Men stelle zich eene groote uitgestrekte hand voor met het gewricht als ingang, de palm als inwendige ruimte en de vingers als de genoemde kapellen en men heeft een juist plan van het geheel. - Wat het middelgedeelte betrof, er was licht genoeg van buiten, om de kleuren der schitterende wanden, die hard en glad als marmer waren, te kunnen zien, doch voor het overige was alles in diepe duisternis gehuld. Terwijl wij intusschen voorzichtig verder gingen en achter ons zagen, werd het geheele hol, uitgezonderd de kapellen, schitterend helder en bood ons een prachtigen aanblik. Meermalen ben ik in de gelegenheid geweest te berekenen hoeveel menschen binnen zekere grenzen bij elkander konden staan, en ik ben overtuigd, dat hier bepaald ruimte genoeg voorhanden was voor twee duizend personen. - Men kon zich heel gemakkelijk verbeelden, dat deze massa zich binnen deze grootsche wanden tot het gebed verzameld had; en hoe het orgel hier zijne wegslepende tonen zou kunnen doen ruischen, kon men heel gemakkelijk nagaan uit het donderend geraas der verwijderde golven, dat hier in duizenden echo 's herhaald werd.

Wij waren allen overtuigd, dat wij het schoonste genot aan de zeekusten voor het laatst bewaard hadden, zoo wij den laatsten dag van ons verblijf in deze streken hier heen waren gekomen. - Verder waren nog de zijkapellen en de bidstoelen te bezien en hiervoor waren alweder kaarsen noodig. Het was dan ook heerlijk, dat Kate hiervan zulk eene hoeveelheid had medegebracht, dat we er eene week lang genoeg aan zouden gehad hebben. - De klippen bestonden hier niet langer uit dezelfde harde grondstof, maar uit rooden zandsteen, waarin de golven zonder heel veel kracht te moeten aanwenden, diepe insnijdingen gemaakt hadden; maar de bodem was overal van hetzelfde witte glanzende zand, dat veel overeenkomst had met het klipzout; slechts hier en daar waren ondiepe plassen, die de voorgaande vloed er in achter gelaten had. - De bewondering voor eene van deze, die Kate te kennen gaf, herinnerde mij oogenblikkelijk aan het opkomen van het water waaraan ik bij het beschouwen van zooveel pracht volstrekt niet meer gedacht had.
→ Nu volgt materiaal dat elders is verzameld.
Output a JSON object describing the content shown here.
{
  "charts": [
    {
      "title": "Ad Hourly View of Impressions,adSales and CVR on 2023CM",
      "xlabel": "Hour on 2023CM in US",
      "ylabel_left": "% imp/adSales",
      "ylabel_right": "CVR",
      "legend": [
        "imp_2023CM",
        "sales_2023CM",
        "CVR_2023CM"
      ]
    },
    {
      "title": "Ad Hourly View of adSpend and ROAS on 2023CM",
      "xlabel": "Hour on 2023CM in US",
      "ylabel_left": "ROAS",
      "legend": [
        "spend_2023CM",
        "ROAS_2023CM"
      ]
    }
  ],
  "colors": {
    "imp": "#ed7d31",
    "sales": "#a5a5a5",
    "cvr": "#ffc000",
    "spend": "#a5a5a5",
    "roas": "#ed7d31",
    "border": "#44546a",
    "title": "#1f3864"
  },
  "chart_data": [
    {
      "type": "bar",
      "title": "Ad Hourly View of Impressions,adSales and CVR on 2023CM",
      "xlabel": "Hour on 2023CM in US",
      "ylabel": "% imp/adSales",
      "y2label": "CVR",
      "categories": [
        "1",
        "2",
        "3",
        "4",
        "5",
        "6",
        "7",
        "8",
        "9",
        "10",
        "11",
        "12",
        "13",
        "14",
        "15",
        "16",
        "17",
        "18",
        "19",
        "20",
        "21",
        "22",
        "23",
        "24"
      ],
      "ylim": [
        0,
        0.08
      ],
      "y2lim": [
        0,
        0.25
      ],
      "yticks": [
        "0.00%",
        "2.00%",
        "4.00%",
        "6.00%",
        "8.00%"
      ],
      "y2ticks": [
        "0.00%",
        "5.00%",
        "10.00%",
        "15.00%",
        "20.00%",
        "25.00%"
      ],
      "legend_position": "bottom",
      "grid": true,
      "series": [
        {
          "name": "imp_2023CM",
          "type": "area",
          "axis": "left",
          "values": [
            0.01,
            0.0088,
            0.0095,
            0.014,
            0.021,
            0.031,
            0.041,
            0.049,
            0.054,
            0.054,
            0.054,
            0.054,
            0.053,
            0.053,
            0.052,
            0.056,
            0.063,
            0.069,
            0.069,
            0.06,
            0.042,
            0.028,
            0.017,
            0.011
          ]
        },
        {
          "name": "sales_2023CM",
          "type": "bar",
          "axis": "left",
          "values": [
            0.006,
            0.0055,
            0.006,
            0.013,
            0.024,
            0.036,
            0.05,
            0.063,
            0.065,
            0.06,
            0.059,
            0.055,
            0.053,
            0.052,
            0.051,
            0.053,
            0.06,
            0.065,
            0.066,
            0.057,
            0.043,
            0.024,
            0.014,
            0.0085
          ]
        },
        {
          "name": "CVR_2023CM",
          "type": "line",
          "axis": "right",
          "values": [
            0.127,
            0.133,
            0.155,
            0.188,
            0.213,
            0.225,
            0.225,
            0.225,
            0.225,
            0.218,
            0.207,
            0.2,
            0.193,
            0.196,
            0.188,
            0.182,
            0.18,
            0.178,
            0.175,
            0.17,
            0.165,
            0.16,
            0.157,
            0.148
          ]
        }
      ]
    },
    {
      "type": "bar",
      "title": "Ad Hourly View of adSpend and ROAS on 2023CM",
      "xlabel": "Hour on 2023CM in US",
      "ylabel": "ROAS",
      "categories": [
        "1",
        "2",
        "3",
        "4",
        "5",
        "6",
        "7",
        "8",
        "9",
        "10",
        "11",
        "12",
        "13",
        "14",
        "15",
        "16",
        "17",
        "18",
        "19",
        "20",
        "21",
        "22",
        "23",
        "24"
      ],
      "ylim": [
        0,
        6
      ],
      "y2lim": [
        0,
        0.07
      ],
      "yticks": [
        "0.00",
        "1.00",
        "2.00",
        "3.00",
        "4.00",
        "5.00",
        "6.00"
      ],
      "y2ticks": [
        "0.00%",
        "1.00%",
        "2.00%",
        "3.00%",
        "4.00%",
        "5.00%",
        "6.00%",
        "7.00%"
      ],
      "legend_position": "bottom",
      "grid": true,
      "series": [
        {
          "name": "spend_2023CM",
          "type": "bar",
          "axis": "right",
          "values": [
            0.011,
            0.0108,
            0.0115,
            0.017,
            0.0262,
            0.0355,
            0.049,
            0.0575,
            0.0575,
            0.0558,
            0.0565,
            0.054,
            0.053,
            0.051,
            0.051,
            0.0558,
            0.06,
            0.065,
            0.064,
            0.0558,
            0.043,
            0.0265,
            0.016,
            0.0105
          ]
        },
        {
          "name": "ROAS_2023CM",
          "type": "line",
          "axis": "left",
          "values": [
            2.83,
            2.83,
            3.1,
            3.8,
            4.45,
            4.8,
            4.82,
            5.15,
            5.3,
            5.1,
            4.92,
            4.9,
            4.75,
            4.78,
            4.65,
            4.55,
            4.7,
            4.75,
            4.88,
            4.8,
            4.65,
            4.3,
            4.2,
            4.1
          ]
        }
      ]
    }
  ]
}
Met een blos, dien ik over mijn geheele aangezicht voelde trekken, en met een angstig kloppend hart, trok ik mijne horlogie uit den zak en zag, dat het reeds half drie ure was. - Als mijne ooren mij niet bedrogen hadden, - en ik was voor mij zelven overtuigd dat dit het geval niet was, - toen Michiel ons op den tijd van den vloed gewezen had, dan was het reeds anderhalf uur na het laagste standpunt der ebbe.

‘Mijn lieve,’ riep ik, ‘wij zijn hier veel te lang gebleven. Om 's hemels wil, haast u!’ en hiermede sloeg ik den weg in naar den ingang van het hol.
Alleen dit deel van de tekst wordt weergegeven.